(1913–1994) American neurobiologist
Sperry, who was born in Hartford, Connecticut, studied psychology at Oberlin College and zoology at the University of Chicago, where he obtained his PhD in 1941. He worked at Harvard, the Yerkes Primate Center, and at Chicago before he moved to the California Institute of Technology in 1954 as professor of psychobiology where he remained until 1984.
Sperry worked on the hemispheres of the brain. Architecturally the brain consists of two apparently identical halves constructed in such a way that each half controls the opposite side of the body. The language center of the human brain is located in most people in the left side alone. The two cerebral hemispheres are far from distinct anatomically, with a number of bands of nervous tissue (commissures) carrying many fibers from one side to the other. In the early 1950s Sperry set out to find how a creature would behave if all such commissures were severed resulting in a ‘split brain’. To his surprise he found that monkeys and cats with split brains act much the same as normal animals. However, where learning was involved the creatures behaved as if they had two independent brains. Thus if a monkey was trained to discriminate between a square and a circle with one eye, the other being covered with a patch, then, if the situation was reversed the animal would have to relearn how to make the discrimination.
He also studied a 49-year-old man whose brain had been ‘split’ to prevent the spread of severe epileptic convulsions from one side to the other. He found that, though normal in other ways, the patient showed the effect of cerebral disconnection in any situation that required judgment or interpretation based on language. Sperry's work immediately posed the problem of whether there is any comparable specialization inherent in the human right-hand brain. This topic is receiving much attention.
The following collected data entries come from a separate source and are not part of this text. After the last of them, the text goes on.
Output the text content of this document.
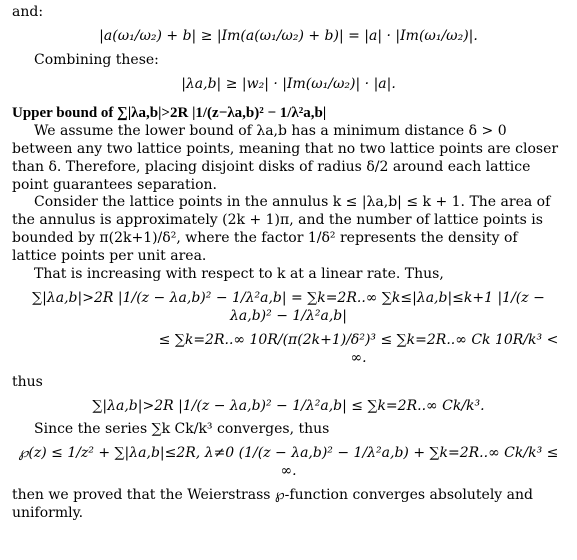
and:

|a(ω₁/ω₂) + b| ≥ |Im(a(ω₁/ω₂) + b)| = |a| · |Im(ω₁/ω₂)|.

Combining these:

|λa,b| ≥ |w₂| · |Im(ω₁/ω₂)| · |a|.

Upper bound of ∑|λa,b|>2R |1/(z−λa,b)² − 1/λ²a,b|

We assume the lower bound of λa,b has a minimum distance δ > 0 between any two lattice points, meaning that no two lattice points are closer than δ. Therefore, placing disjoint disks of radius δ/2 around each lattice point guarantees separation.

Consider the lattice points in the annulus k ≤ |λa,b| ≤ k + 1. The area of the annulus is approximately (2k + 1)π, and the number of lattice points is bounded by π(2k+1)/δ², where the factor 1/δ² represents the density of lattice points per unit area.

That is increasing with respect to k at a linear rate. Thus,

∑|λa,b|>2R |1/(z − λa,b)² − 1/λ²a,b| = ∑k=2R..∞ ∑k≤|λa,b|≤k+1 |1/(z − λa,b)² − 1/λ²a,b|

≤ ∑k=2R..∞ 10R/(π(2k+1)/δ²)³ ≤ ∑k=2R..∞ Ck 10R/k³ < ∞.

thus

∑|λa,b|>2R |1/(z − λa,b)² − 1/λ²a,b| ≤ ∑k=2R..∞ Ck/k³.

Since the series ∑k Ck/k³ converges, thus

℘(z) ≤ 1/z² + ∑|λa,b|≤2R, λ≠0 (1/(z − λa,b)² − 1/λ²a,b) + ∑k=2R..∞ Ck/k³ ≤ ∞.

then we proved that the Weierstrass ℘-function converges absolutely and uniformly.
Sperry also performed some equally dramatic experiments on nerve regeneration in amphibians. Although in mammals a severed optic nerve remains permanently severed, in certain amphibians such as the salamander it will regenerate. Sperry wondered if the nerves regenerate along the old pathway or whether a new one is formed. He found that whatever obstacles were placed before the nerve fiber it would invariably, however tortuous the path might be, find its way back to its original synaptic connection in the brain. This was shown most convincingly when, after severing the optic nerve, Sperry removed the eye, rotated it through 180° and replaced it. When food was presented to the right of the animal it would aim to the left, thus clearly showing the fibers had made their old functional connection. Sperry shared the 1981 Nobel Prize for physiology or medicine with David Hubel and Torsten Wiesel.